14. The method of claim 12, wherein decreased miR-34a-5p, decreased miR-99b-5p, or increased miR-96-5p as compared to a control is indicative that the subject has or is at risk of developing an aggressive form of cancer.

15. The method of claim 12, wherein each of miR-34a-5p, miR-99b-5p, and miR-96-5p are assessed.

16. The method of claim 12, further comprising assessing the level of HIF1A, IGFBP2, PIK3CB, MTOR, or MAPKAPK2 in the sample.

17. The method of claim 12, wherein the subject is a human.

18. The method of claim 12, wherein the subject is of African ancestry.

19. The method of claim 12, further comprising administering a therapeutically effective amount of an agonist of miR-34a-5p, an agonist of miR-99b-5p, or an antagonist of miR-96-5p to a subject identified as having or at risk of developing cancer.

20. The method of claim 19, wherein the agonist of miR-34a-5p comprises a miR-34a-5p mimic, wherein the agonist of miR-99b-5p comprises a miR-99b-5p mimic, or wherein antagonist of miR-96-5p comprises a miR-96-5p antagomir.

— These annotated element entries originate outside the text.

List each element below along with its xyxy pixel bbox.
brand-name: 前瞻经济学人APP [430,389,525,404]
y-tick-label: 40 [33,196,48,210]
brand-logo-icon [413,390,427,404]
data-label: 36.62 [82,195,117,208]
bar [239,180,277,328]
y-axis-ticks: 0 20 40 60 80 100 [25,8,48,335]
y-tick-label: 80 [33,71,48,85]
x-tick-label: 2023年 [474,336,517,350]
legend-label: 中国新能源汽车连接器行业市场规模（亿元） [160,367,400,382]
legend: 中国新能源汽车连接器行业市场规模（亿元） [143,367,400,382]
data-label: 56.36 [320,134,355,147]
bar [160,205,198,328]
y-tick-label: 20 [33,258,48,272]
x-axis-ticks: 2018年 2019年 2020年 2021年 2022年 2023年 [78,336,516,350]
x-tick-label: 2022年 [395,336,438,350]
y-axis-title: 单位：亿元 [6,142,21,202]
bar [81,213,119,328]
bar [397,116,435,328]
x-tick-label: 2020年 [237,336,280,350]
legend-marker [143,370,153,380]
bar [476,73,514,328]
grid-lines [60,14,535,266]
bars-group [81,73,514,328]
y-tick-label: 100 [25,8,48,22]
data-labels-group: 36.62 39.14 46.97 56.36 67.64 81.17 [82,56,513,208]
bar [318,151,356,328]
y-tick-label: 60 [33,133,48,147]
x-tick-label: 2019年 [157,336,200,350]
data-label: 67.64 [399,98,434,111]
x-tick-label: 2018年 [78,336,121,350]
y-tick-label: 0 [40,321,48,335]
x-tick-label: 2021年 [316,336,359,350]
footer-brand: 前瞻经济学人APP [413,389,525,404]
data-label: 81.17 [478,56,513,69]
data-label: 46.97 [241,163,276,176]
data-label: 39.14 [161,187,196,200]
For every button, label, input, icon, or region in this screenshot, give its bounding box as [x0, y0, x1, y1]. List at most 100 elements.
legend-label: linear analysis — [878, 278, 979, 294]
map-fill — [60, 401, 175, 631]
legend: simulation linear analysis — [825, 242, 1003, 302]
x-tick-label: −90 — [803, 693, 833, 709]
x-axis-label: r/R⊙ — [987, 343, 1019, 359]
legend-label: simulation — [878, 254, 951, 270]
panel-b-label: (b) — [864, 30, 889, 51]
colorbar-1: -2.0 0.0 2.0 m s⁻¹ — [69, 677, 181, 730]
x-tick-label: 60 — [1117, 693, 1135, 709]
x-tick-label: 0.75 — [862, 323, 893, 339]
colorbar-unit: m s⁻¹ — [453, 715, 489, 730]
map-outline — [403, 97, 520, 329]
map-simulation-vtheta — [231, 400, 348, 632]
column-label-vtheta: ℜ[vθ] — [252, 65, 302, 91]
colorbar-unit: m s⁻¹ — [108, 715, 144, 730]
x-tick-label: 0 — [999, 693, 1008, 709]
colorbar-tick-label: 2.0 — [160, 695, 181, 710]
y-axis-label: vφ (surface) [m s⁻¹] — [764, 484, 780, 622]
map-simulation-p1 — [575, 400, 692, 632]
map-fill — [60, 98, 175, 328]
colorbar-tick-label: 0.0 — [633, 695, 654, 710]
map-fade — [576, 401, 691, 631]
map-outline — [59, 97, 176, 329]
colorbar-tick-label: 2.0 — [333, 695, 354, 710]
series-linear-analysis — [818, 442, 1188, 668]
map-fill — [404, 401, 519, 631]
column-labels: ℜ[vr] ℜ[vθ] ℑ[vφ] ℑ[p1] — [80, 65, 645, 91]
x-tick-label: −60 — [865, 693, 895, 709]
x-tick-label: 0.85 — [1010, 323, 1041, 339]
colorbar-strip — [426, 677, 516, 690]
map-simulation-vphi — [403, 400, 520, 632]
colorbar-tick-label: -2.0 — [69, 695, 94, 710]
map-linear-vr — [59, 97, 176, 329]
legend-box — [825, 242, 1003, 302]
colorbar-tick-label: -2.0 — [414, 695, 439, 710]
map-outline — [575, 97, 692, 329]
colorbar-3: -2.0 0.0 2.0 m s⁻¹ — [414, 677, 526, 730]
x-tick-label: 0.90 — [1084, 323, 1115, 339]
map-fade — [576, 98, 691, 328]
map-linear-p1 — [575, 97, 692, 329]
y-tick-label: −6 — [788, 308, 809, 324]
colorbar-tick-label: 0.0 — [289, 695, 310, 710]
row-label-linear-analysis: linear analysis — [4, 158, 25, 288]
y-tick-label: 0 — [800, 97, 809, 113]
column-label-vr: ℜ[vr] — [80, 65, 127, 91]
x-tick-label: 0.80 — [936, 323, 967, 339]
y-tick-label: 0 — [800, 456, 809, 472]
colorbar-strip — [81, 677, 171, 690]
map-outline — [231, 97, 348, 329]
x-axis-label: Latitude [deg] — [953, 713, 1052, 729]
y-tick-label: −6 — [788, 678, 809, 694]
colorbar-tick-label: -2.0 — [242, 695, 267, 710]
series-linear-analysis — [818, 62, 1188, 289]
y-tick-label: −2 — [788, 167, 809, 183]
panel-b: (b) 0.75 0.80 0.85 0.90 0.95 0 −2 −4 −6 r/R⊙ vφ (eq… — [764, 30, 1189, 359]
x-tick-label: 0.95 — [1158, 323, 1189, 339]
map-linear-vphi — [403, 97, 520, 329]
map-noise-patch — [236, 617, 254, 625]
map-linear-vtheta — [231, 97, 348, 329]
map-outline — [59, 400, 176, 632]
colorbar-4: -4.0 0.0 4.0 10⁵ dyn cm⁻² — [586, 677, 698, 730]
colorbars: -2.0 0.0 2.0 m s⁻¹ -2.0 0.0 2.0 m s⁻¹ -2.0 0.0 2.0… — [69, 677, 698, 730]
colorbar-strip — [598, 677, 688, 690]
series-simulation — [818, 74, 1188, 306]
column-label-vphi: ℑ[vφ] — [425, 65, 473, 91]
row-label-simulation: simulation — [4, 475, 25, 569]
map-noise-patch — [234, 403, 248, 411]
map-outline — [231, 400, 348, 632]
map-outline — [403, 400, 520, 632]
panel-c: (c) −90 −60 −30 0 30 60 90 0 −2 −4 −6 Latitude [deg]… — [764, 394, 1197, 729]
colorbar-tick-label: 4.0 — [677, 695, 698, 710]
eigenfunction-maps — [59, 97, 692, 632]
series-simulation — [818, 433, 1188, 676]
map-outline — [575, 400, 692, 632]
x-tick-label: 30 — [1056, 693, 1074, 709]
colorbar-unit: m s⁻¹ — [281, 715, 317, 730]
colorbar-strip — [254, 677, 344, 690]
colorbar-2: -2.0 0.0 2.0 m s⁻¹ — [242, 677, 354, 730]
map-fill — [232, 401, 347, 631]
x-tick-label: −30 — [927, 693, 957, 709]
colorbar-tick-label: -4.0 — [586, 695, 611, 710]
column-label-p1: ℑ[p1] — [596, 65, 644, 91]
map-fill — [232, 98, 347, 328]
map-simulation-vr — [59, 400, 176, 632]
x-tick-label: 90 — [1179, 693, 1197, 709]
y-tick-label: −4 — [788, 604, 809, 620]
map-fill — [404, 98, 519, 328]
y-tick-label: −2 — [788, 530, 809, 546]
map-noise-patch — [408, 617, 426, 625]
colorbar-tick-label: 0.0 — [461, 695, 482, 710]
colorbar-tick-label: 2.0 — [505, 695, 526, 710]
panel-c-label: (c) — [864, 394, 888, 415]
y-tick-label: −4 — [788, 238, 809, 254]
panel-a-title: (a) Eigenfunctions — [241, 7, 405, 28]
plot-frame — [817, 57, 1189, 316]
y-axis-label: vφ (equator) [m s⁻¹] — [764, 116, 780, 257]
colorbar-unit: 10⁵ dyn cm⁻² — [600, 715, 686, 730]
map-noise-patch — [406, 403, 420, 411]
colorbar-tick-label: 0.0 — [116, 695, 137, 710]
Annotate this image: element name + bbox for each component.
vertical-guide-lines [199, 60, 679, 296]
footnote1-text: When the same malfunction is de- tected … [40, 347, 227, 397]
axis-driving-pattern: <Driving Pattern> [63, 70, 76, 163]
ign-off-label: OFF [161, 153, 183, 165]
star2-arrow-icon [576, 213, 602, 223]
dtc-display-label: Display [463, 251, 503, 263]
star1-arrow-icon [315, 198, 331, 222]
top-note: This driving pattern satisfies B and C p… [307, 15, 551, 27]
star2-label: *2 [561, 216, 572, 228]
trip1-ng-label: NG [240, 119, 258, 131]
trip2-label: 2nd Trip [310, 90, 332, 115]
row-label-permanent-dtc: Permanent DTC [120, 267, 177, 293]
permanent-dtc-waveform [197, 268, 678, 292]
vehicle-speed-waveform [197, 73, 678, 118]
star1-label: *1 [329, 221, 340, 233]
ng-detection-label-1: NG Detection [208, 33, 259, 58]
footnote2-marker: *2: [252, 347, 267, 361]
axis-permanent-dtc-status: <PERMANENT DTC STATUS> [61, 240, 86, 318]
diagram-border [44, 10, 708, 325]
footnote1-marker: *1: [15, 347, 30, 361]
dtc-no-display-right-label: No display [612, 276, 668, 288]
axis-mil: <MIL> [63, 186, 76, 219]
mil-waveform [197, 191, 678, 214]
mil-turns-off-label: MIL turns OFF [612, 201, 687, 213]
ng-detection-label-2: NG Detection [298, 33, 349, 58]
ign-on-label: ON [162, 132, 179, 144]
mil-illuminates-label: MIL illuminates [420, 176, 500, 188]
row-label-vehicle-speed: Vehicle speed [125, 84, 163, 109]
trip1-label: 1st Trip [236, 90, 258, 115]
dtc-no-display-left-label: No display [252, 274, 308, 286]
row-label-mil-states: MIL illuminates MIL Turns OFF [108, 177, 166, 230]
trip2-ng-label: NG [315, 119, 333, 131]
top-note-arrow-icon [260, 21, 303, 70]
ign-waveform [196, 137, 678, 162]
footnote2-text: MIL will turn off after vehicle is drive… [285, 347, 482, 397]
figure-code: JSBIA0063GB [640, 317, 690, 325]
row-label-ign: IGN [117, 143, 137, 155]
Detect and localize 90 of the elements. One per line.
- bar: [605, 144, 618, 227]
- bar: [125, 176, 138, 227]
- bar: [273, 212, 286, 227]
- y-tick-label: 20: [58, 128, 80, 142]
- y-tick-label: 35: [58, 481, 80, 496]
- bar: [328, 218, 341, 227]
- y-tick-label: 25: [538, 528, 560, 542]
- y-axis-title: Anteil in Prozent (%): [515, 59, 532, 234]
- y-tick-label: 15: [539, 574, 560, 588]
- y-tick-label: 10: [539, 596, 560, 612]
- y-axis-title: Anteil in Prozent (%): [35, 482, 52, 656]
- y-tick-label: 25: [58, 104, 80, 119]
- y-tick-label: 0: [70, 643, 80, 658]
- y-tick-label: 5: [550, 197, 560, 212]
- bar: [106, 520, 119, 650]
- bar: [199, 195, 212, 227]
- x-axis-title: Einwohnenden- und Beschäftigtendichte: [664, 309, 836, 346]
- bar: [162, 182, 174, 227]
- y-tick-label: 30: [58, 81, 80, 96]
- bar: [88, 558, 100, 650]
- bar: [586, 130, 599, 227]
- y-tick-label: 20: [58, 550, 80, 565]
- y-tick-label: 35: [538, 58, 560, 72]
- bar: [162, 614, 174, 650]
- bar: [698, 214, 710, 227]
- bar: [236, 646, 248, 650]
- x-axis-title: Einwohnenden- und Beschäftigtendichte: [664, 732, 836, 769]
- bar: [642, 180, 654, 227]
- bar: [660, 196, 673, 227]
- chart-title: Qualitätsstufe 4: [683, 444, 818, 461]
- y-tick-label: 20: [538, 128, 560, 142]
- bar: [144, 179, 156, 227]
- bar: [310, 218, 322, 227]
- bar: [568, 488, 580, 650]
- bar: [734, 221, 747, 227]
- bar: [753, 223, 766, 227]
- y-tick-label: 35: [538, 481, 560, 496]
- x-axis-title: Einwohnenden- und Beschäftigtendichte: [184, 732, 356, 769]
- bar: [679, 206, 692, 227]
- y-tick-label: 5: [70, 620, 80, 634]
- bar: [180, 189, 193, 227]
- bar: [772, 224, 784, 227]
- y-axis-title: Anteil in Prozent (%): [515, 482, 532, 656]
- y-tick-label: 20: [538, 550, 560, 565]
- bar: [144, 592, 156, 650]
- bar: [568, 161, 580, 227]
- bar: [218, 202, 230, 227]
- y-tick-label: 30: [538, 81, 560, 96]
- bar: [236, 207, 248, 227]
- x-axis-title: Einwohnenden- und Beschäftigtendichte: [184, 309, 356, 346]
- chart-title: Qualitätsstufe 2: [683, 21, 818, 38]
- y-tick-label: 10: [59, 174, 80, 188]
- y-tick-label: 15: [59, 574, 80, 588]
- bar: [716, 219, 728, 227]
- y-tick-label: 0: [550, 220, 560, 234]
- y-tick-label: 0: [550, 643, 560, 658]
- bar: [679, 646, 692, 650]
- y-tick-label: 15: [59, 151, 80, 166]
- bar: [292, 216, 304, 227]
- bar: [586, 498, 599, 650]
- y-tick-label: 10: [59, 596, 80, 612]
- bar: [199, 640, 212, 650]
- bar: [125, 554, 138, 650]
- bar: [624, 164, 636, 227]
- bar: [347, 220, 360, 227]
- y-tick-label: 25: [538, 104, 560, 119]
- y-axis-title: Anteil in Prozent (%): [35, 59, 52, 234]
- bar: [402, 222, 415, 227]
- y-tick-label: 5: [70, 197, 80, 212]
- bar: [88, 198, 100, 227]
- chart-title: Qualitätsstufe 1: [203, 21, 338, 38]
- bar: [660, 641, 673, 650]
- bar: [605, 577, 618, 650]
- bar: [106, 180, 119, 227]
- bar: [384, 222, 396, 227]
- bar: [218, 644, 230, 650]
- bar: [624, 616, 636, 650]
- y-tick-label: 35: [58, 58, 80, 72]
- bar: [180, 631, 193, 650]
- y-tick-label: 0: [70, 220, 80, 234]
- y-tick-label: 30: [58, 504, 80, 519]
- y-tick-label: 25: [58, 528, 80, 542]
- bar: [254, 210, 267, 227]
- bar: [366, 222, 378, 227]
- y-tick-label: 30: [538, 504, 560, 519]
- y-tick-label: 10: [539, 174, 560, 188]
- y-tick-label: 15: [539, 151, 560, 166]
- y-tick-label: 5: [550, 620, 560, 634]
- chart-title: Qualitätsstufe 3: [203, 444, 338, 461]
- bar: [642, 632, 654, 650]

21. The method of claim 12, further comprising administering an anti-cancer therapy to a subject identified as having or at risk of developing cancer.

22. A pharmaceutical composition comprising a miR-34a-5p mimic, a miR-99b-5p mimic, or a miR-96-5p antagomir; and a pharmaceutically acceptable carrier.

23. The pharmaceutical composition of claim 22, wherein the miR-34a-5p mimic comprises a nucleotide sequence having at least about 80% identity to SEQ ID NO: 1, wherein the miR-99b-5p mimic comprises a nucleotide sequence having at least about 80% identity to SEQ ID NO: 2, or wherein the miR-96-5p antagomir comprises a nucleotide sequence having at least about 80% complementary to SEQ ID NO: 3.

24. The pharmaceutical composition of claim 22, comprising the miR-34a-5p mimic, the miR-99b-5p mimic, and the miR-96-5p antagomir.